Pubblicato il 17 luglio 2016 da Marco Di Cesare
VOTO:


Cell

È fatto tutto di cultura pop prettamente contemporanea questo film tratto dall’omonimo romanzo di Stephen King (uno dei più recenti dello scrittore, datato 2006). Cultura di massa per una cultura - non solo occidentale, dato che dall’Occidente è partita per invadere il mondo restante - massificata da tecnica e tecnologia, in un globo che della comunicazione si è fatto alfiere, frontiera ultima del commercio, giungendo allo scambio e allo smercio di idee, informazioni e soprattutto parole, spesso molesto chiacchiericcio (come si può facilmente immaginare navigando sul web, per di più in questa epoca di connessioni social).

Ed è proprio un’invasione di parole quella cui si assiste subitaneamente in apertura di pellicola, in una vasta sala di attesa nell’aeroporto di Boston: decine e decine di volti appiccicati ai loro smartphone, movimento frenetico e continuo di onde sonore e radio, dinamismo e confusione che si mischia alla frenesia della stazione aeroportuale di una grande metropoli, con aeromobili che solcano il cielo come le onde attarversano l’aere. Boston tra l’altro: ossia una delle città più importanti al mondo per quanto riguarda la ricerca scientifica (tecnologica, culturale, sociale e umana).
A questo caos tuttavia ordinato seguirà però prestissimo un altro tipo di caos, del tutto distruttivo, allorquando gli utenti presi al telefono cellulare impazziranno, diventando violentissimi mostri assassini, mantenendo le proprie umane sembianze. A tale destino scamperanno Clay Riddell (John Cusack), un disegnatore di fumetti che stava annunciando all’ex moglie Sharon, la quale vive lontano, di voler vedere lei e il loro bambino Johnny; rivelandole poi di avere appena venduto i diritti di sfruttamento di una sua graphic novel affinché se ne tragga un videogioco. Clay si sottrarrà all’eccidio insieme a Tom McCourt (Samuel L. Jackson), conducente di un treno della metropolitana, il quale ha perso i risparmi a causa della Grande recessione del 2007, crisi cui è seguito il divorzio dalla moglie. I due uomini si muoveranno quindi in una Boston dallo scenario apocalittico, trovando sulla loro strada moltitudini di trasformati e ben pochi compagni di viaggio ancora umani. Con Clay il cui obbiettivo diventerà ritrovare la strada verso casa: quella di Sharon e del loro bimbo.

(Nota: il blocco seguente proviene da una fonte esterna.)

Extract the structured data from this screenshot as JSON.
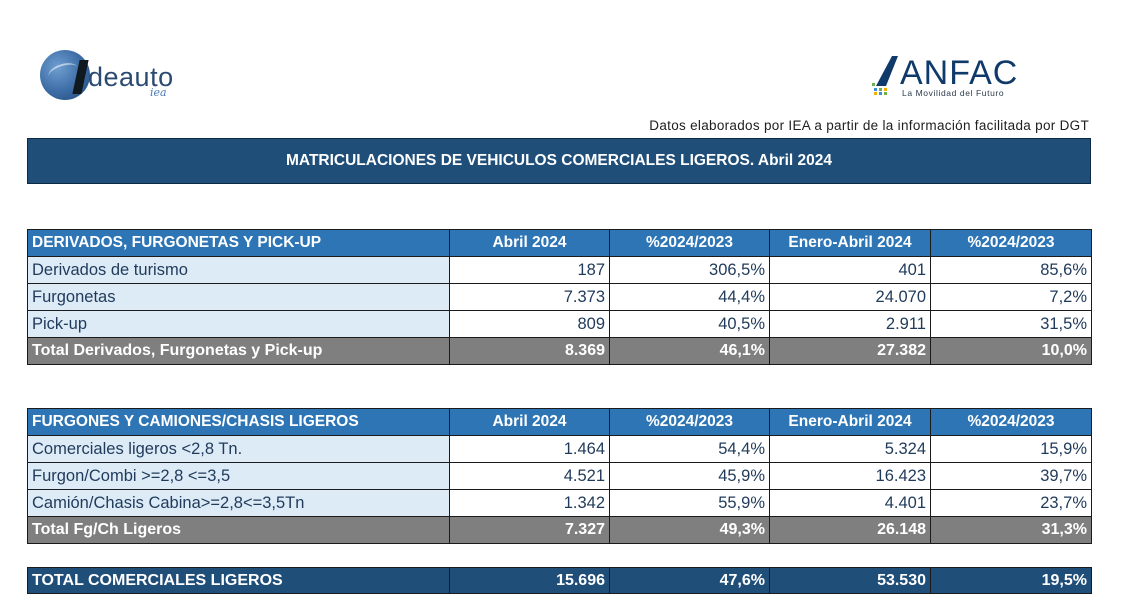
{
  "logos": {
    "ideauto": {
      "word": "deauto",
      "sub": "iea"
    },
    "anfac": {
      "word": "ANFAC",
      "tag": "La Movilidad del Futuro"
    }
  },
  "source_note": "Datos elaborados por IEA a partir de la información facilitada por DGT",
  "title": "MATRICULACIONES DE VEHICULOS COMERCIALES LIGEROS. Abril 2024",
  "table1": {
    "headers": [
      "DERIVADOS, FURGONETAS Y PICK-UP",
      "Abril 2024",
      "%2024/2023",
      "Enero-Abril 2024",
      "%2024/2023"
    ],
    "rows": [
      [
        "Derivados de turismo",
        "187",
        "306,5%",
        "401",
        "85,6%"
      ],
      [
        "Furgonetas",
        "7.373",
        "44,4%",
        "24.070",
        "7,2%"
      ],
      [
        "Pick-up",
        "809",
        "40,5%",
        "2.911",
        "31,5%"
      ]
    ],
    "total": [
      "Total Derivados, Furgonetas y Pick-up",
      "8.369",
      "46,1%",
      "27.382",
      "10,0%"
    ]
  },
  "table2": {
    "headers": [
      "FURGONES Y CAMIONES/CHASIS LIGEROS",
      "Abril 2024",
      "%2024/2023",
      "Enero-Abril 2024",
      "%2024/2023"
    ],
    "rows": [
      [
        "Comerciales ligeros <2,8 Tn.",
        "1.464",
        "54,4%",
        "5.324",
        "15,9%"
      ],
      [
        "Furgon/Combi >=2,8 <=3,5",
        "4.521",
        "45,9%",
        "16.423",
        "39,7%"
      ],
      [
        "Camión/Chasis Cabina>=2,8<=3,5Tn",
        "1.342",
        "55,9%",
        "4.401",
        "23,7%"
      ]
    ],
    "total": [
      "Total Fg/Ch Ligeros",
      "7.327",
      "49,3%",
      "26.148",
      "31,3%"
    ]
  },
  "grand_total": [
    "TOTAL COMERCIALES LIGEROS",
    "15.696",
    "47,6%",
    "53.530",
    "19,5%"
  ],
  "colors": {
    "header_blue": "#2e75b6",
    "dark_blue": "#1f4e79",
    "label_bg": "#ddebf7",
    "total_gray": "#7f7f7f"
  }
}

’Cell’ in inglese assume vari significati: cella, cellula, gruppo, cellulare. Tutti pertinenti al film in questione, grazie a uno di quei miracoli polisemantici che la lingua di Albione sa proporre. E tutti significati esposti e talvolta pure un minimo sviluppati lungo la pellicola: giacché gli umani sono prigionieri della tecnologia; mentre la cellula è l’unità base di un organismo come di un gruppo, solitamente organizzato, nella fattispecie militanti che si aiutano a vicenda per raggiungere l’agognata meta del benessere comune alla propria fazione di appartenenza; infine, nella sua accezione statunitense, il telefono cellulare; laddove la rete mobile funziona suddividendo il territorio in svariate celle, generalmente di forma esagonale (come le celle di un favo, opera di animali sociali ed estremamente organizzati quali le api sono), necessarie per localizzare il telefono e permettere di conseguenza all’utente di comunicare.

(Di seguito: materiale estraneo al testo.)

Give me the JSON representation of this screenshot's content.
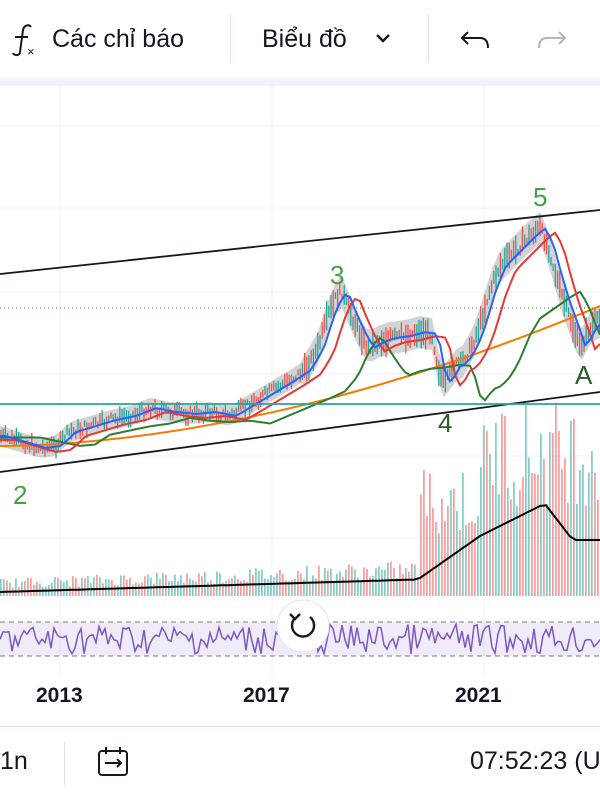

Dopo l’inizio scoppiettante Cell assume i contorni di un più tranquillo viaggio on the road, lasciando la grande città per le campagne circostanti, mantenendo sussulti sparsi qui e là lungo il tragitto, con variazioni sul tema .
E, come delle celle esagonali, in Cell ogni elemento appare diligentemente e operosamente al suo posto, parti giustapposte col fine di creare un progetto unitario con una meta di fronte a sé. Così si può riconoscere nella resa dei non-più-umani una rimembranza dei ’Crazies’ del romeriano La città verrà distrutta all’alba (1973), o anche i non-zombie del lenziano Incubo sulla città contaminata (1980); laddove la parte on the road, più posata e con la ricerca di un approfondimento psicologico, riporta alla memoria The Walking Dead, tratto da una serie a fumetti e che ha in seguito ispirato un videogioco, per un progetto – un cosiddetto franchise - che nel complesso si mostra come diacronica multimediale sintesi di occupazione di diversi, e anche comunicanti, spazi espressivi di arte pop (con l’ovvio fine di aumentare il giro di affari), come altresì accennato proprio in Cell attraverso la figura professionale del protagonista Clay. Un personaggio, Clay, il quale, inoltre, esplicita di avere pure talune capacità divinatorie: come se il suo cervello fosse capace di captare onde che solcano l’atmosfera e di restituirle per mezzo dei suoi disegni.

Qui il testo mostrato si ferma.